BCM Headnodes Pre-install Preparation#

NFS server#

NFS is used for BCM headnode HA. User home directories (/home) and shared data directories (/cm_shared, which includes files such as the DGX OS image) must be shared between head nodes and are stored on an NFS filesystem that both headnodes mount.

Because DGX BasePOD does not mandate the nature of the NFS storage, the configuration is outside the scope of this document. This DGX BasePOD deployment uses the NFS export path provided in the BasePOD site survey.

The parameters below are recommended for the NFS server export (for example, as specified in the file /etc/exports). In particular, the exported NFS directory must be mountable read-write, and files must be allowed to be owned by UID 0 (root); these are indicated by the rw and no_root_squash directives in the example below.

/var/nfs/general *(rw,sync,no_root_squash,no_subtree_check)

Verify DNS & NTP servers#

Make sure the DNS and NTP servers are reachable from within the cluster environment.

Cluster Nodes Configuration#

As cluster nodes – control plane (BCM headnodes), workload management nodes, DGX’s, compute & storage fabric switches are racked and cabled. It is recommended to configure each appliance’s BIOS & out of band management interface (sometimes referred to as a BMC, IPMI, etc) ahead of time before the installation of BCM.

Once all cluster nodes have been successfully configured verify that all cluster nodes’ out of band management interfaces are reachable from within the working cluster network space. (i.e. make sure you can load access the BMC/iLO/iDRAC).

DGX BIOS Config and Network Interface Boot Order#

Refer to the DGX System User Guide for specific steps on changing the boot order to use the 2 primary in-band interfaces to PXE boot first.

Control Plane and Workload Management Nodes#

The following is an example for Dell appliances.

Refer to the below references for configuring an appliance with iDRAC9:

_images/bcm-pi-image8.png

Interrupt the boot cycle to enter the Boot Manager and select “Launch System Setup”.
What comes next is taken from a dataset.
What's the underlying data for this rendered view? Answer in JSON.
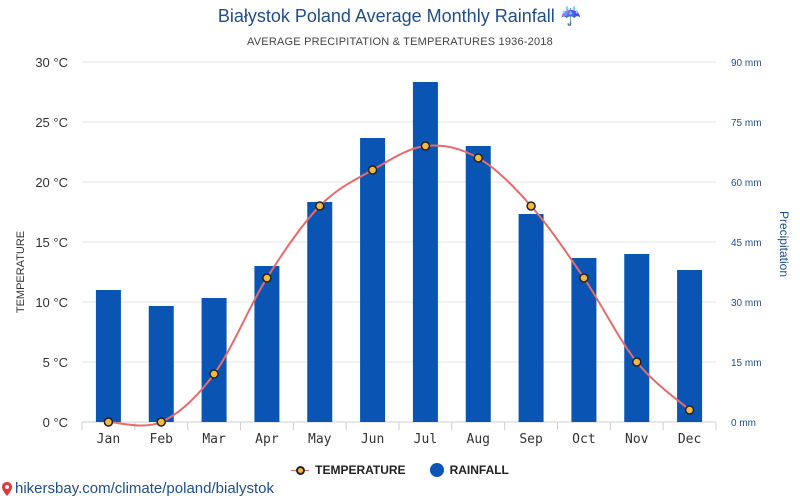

Next select “Device Settings”.

_images/bcm-pi-image4.png

Select the Card that needs the mode flipped from Infiniband (IB Mode) to Ethernet (ETH Mode).

_images/bcm-pi-image9.png

On this screen change the “Network Link Type” from “Infiniband” to “Ethernet” and select “Finish”.

_images/bcm-pi-image7.png

On seeing the following confirmation message, the card is now in Ethernet mode. Click OK.
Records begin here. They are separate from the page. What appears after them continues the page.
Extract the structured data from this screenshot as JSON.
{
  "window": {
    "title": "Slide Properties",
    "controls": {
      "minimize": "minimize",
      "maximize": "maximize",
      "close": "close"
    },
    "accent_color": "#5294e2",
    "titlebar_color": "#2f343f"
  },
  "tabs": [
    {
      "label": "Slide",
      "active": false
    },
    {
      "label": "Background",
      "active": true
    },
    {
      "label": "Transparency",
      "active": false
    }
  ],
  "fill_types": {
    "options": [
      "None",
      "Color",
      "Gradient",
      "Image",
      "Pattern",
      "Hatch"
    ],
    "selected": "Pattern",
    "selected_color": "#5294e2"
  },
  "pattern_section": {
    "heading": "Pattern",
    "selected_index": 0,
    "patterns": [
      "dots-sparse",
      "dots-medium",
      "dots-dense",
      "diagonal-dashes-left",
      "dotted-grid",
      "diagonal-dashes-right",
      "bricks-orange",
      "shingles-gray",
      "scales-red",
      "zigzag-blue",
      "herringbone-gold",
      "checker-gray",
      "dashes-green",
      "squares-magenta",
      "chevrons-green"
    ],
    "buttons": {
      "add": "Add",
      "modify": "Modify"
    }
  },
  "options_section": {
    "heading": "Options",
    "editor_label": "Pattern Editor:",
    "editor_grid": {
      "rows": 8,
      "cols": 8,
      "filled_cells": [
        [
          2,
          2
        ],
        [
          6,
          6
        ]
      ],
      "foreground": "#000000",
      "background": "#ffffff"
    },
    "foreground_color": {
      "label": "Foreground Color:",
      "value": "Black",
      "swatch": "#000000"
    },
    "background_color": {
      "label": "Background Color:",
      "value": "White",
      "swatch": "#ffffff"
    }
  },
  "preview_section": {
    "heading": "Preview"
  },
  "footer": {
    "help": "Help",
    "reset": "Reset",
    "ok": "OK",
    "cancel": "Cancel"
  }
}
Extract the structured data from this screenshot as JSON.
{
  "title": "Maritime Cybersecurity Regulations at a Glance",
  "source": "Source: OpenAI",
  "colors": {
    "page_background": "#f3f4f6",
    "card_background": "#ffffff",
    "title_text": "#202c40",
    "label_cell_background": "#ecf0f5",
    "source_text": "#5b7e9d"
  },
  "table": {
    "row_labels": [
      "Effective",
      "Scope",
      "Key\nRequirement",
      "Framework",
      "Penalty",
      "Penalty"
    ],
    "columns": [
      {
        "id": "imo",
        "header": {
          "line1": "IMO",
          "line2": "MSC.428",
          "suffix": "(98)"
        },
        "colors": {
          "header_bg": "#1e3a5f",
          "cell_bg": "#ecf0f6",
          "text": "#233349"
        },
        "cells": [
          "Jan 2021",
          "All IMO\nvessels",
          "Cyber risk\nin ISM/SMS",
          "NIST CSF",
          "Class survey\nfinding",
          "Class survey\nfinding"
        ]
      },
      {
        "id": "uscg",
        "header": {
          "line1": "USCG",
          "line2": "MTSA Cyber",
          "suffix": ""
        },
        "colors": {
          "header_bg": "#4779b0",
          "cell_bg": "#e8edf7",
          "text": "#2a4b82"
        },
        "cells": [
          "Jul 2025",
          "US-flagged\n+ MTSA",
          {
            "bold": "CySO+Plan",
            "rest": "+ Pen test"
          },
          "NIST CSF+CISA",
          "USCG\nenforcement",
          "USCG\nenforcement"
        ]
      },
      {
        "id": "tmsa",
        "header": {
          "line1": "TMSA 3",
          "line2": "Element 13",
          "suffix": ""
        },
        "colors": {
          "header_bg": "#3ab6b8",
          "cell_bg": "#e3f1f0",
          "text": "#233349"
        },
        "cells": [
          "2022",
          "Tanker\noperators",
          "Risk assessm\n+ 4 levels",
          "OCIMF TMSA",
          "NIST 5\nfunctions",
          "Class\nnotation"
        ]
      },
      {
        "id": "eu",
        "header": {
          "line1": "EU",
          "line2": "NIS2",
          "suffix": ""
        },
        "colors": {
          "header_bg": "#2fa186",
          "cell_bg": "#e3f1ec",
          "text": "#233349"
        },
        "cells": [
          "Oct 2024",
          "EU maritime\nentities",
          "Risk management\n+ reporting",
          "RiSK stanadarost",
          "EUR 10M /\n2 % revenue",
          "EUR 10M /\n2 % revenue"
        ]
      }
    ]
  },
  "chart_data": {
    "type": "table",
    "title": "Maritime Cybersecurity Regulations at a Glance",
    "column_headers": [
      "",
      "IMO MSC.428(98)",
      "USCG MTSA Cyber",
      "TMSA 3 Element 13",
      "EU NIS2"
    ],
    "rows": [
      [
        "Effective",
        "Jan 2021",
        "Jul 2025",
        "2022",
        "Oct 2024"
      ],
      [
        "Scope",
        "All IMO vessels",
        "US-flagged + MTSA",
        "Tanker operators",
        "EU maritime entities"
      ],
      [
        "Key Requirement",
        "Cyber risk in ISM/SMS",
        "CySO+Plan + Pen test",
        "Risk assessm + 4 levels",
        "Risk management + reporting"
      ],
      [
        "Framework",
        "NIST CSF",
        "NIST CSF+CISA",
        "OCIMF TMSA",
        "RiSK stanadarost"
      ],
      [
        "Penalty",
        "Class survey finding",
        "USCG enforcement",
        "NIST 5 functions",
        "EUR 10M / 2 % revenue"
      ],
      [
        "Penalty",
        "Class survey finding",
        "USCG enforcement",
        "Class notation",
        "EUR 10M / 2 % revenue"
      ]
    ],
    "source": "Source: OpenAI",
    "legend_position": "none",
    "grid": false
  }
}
_images/bcm-pi-image11.png

After confirming the CX card ports are in the correct mode we can proceed to configure the boot order.

Return to the “System Setup” screen and select “System BIOS”.

_images/bcm-pi-image6.png

Select “Network Settings”.

_images/bcm-pi-image10.png

Enable a minimum of 2 PXE Devices, then define each PXE Device Setting such that the In-Band network port is selected as one of the 2 PXE boot interfaces.

_images/bcm-pi-image3.png _images/bcm-pi-image2.png

With both interfaces defined as PXE Devices click ”Back” to return to the ”System BIOS” screen with a ”Warning - Save Changes” prompt. Select ”Yes” to confirm saving the changes. Then click ”Finish“ to return to the System Setup Main Menu.

_images/bcm-pi-image1.png

Select “Finish”, and on the “Warning - Confirm Exit” prompt select “Yes” to confirm the appliance reboot.

_images/bcm-pi-image5.png

Other Branded appliances#

On the ConnectX card that facilitates the In-Band network connections for the management nodes, ensure to set the port mode to Ethernet (not InfiniBand)

If the Connect-X card mode is not correctly set to Ethernet mode, the appliance will fail to communicate on the In-Band network.

The card’s port mode can be modified by temporarily booting the appliance to a linux environment to install the NVIDIA Firmware Tools application which can flip the port mode using the below EXAMPLE command:

mlxconfig -d /dev/mst/mt4119_pciconf0 set LINK_TYPE_P1=2 LINK_TYPE_P2=2

NOTE: The specified command needs to be used with the correct device id, do not run the below example ‘as is’ on a production system. Refer to NVIDIA Firmware Tools for usage details.

RAID/Storage Configuration#

If available, configure the hardware RAID controller and disks to minimum RAID level 1 using the appliance’s BMC or BIOS. The procedure varies depending on the appliance vendor and RAID controller. Refer to the specific vendor documentation for the configuration procedure.